Federal MLR requirements have not officially been issued, and recommendations from the National Association of Insurance Commissioners are due by Dec 31.

The MLR guidance issue is of great concern to companies employing a high proportion of part-time, seasonal and temporary workers who are enrolled in limited medical benefit (mini-med) plans because they are ineligible for coverage under their employer’s regular group health care plan. Most of these mini-med plans don’t meet a 2011 requirement that they spend 80 percent to 85 percent of premiums on medical benefits instead of administration expenses.

The Wall Street Journal reports McDonald’s, for example, warned federal regulators it could drop its health insurance plan for nearly 30,000 restaurant workers “unless regulators waive a new requirement of the health overhaul.”

Meanwhile, the National Restaurant Association issued a letter to the Office of Consumer Information and Insurance Oversight (OCIIO) last week, asking that restaurants be allowed to continue offering these mini-med plans to the 1.4 million workers that are enrolled in them until 2014, when other options can become available to them.

“Until 2014, these workers would not be able to either take advantage of federal subsidies found in the Exchanges or have guaranteed issuance of coverage in the individual market,” The association said in its letter. “Thus, in the interim, it is important to continue to be able to offer mini-med plans for part-time, seasonal, and temporary workers, as well as for those workers that are in an eligibility waiting period, to make sure a larger number of workers have at least some type of meaningful health insurance.”

On Thursday, according to WSJ, “administration officials indicated they are hopeful that HHS Secretary Kathleen Sebelius will be able to allow certain waivers to the requirement, but that it was too early to confirm they will. She must wait for guidance from state insurance commissioners, and the administration doesn't expect to release the agency's final guidance until December."

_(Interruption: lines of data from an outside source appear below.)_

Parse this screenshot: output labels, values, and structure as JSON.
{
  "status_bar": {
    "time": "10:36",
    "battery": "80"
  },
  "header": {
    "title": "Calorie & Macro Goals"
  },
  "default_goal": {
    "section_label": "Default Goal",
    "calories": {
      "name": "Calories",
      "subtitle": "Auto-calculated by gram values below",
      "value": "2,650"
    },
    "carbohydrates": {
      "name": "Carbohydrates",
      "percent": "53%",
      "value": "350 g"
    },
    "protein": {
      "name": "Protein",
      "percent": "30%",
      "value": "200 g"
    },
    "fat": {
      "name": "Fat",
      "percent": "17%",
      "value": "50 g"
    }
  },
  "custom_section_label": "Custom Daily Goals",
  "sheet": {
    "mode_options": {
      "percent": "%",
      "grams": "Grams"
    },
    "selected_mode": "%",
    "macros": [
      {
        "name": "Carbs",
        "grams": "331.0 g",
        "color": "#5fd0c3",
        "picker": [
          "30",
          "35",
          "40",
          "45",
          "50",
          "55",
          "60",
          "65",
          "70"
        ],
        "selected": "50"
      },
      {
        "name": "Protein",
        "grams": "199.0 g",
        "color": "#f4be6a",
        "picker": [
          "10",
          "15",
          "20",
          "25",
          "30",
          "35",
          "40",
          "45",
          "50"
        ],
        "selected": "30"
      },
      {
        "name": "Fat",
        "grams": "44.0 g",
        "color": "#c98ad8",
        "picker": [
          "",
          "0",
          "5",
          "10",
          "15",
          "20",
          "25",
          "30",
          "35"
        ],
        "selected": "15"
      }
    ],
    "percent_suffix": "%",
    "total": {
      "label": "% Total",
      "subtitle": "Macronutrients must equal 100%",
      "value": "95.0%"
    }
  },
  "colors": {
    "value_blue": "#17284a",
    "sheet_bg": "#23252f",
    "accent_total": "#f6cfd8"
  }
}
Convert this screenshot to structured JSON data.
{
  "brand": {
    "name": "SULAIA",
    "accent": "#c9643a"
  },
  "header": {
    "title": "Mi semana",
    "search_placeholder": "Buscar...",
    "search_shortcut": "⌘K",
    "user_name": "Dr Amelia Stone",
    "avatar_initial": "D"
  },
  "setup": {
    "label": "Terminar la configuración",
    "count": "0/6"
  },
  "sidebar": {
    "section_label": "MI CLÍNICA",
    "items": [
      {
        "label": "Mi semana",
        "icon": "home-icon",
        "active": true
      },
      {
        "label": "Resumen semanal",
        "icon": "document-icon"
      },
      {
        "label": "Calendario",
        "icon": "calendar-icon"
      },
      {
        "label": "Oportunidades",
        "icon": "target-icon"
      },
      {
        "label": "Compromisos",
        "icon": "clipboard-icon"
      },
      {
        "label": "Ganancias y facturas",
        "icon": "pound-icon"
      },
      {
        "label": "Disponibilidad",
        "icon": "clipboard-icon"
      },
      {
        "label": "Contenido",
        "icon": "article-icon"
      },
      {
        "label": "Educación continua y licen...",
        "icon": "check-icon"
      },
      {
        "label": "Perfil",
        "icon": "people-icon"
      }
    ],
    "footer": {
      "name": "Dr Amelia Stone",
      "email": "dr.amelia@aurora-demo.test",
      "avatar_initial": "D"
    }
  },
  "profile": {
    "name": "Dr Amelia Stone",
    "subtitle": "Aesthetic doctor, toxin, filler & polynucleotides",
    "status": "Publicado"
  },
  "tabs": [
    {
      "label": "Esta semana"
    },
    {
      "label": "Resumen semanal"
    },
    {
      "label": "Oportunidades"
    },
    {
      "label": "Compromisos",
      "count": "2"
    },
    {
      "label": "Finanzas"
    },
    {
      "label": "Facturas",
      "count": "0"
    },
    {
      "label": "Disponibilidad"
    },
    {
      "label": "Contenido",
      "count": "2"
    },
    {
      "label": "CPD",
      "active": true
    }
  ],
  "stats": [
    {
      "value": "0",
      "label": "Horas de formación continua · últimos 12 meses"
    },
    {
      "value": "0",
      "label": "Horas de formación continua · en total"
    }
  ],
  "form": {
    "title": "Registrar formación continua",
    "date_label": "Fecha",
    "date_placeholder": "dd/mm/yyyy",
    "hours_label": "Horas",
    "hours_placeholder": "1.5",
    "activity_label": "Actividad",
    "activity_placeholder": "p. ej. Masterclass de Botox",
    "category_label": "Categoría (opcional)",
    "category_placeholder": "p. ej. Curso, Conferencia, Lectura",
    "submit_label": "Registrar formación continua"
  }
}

Although the NAIC is close to completing its work, employers and insurers must make decisions now about their health insurance options for 2011, says Jay Angoff, director of the Office of Consumer Information and Insurance Oversight within HHS.

Angoff released this statement on the issue:

“As many employers and insurers consider health insurance options for 2011, one question that has been raised is the applicability of provisions of the Affordable Care Act to health plans and coverage with special circumstances. HHS remains committed to implementing the law in a way that minimizes disruption to coverage that is available today while also ensuring that consumers receive the benefits the Act provides.

“For example, pursuant to the Affordable Care Act and our regulations, HHS recently announced an expedited process for plans to apply for a waiver from the requirement in the Affordable Care Act establishing minimum annual limits where such limits would result in decreased access or increased premiums. HHS has approved dozens of these waiver requests, most often filed by so-called ‘mini-med’ plans, and in doing so, has ensured the continuation of health coverage for workers and their families. Complete waiver applications were generally processed in 48 hours.

“More recently, the issue of the applicability of the medical loss ratio requirements to plans such as mini-med plans has come up. HHS has not yet issued regulations implementing the medical loss ratio requirements because the Affordable Care Act tasks the National Association of Insurance Commissioners (NAIC) with first making recommendations to the Secretary.

“Although the NAIC is close to completing its work, we understand that some employers must soon make decisions regarding coverage options for 2011. As such, we fully intend to exercise her discretion under the new law to address the special circumstances of mini-med plans in the medical loss ratio calculations. According to the Affordable Care Act, medical loss ratio ‘methodologies shall be designed to take into account the special circumstance of smaller plans, different types of plans, and newer plans.’ We recognize that mini-med plans are often characterized by a relatively high expense structure relative to the lower premiums charged for these types of policies. We intend to address these and other special circumstances in forthcoming regulations.”

According to National Underwriter Life & Health, officials of an insurance trade group that asked not to be identified said the statement was issued because “the timelines for implementation of the new rules for MLR “are either unrealistic or too tight for carriers and employers to carry out.

“Moreover, the rules at this time are unknown, the official said.

“’Technically, the NAIC is not required by statute to complete their work until Dec. 31, but the requirements go into effect Jan. 1, 2011,’” he noted.

“HHS has a role to play based on the work the NAIC does, and the NAIC needs to issue interim final rules by Nov. 1 to allow the 60-day comment period required before the rule is approved, he pointed out.

“At the same time, ‘carriers and employers plan at least a year in advance of the next plan year,’ he said. ‘This gives them no time to sort out whether they can continue to offer coverage.’

“Moreover, ‘Congress doesn’t seem to be in any hurry to conduct oversight hearings to learn of these problems,’ he said.”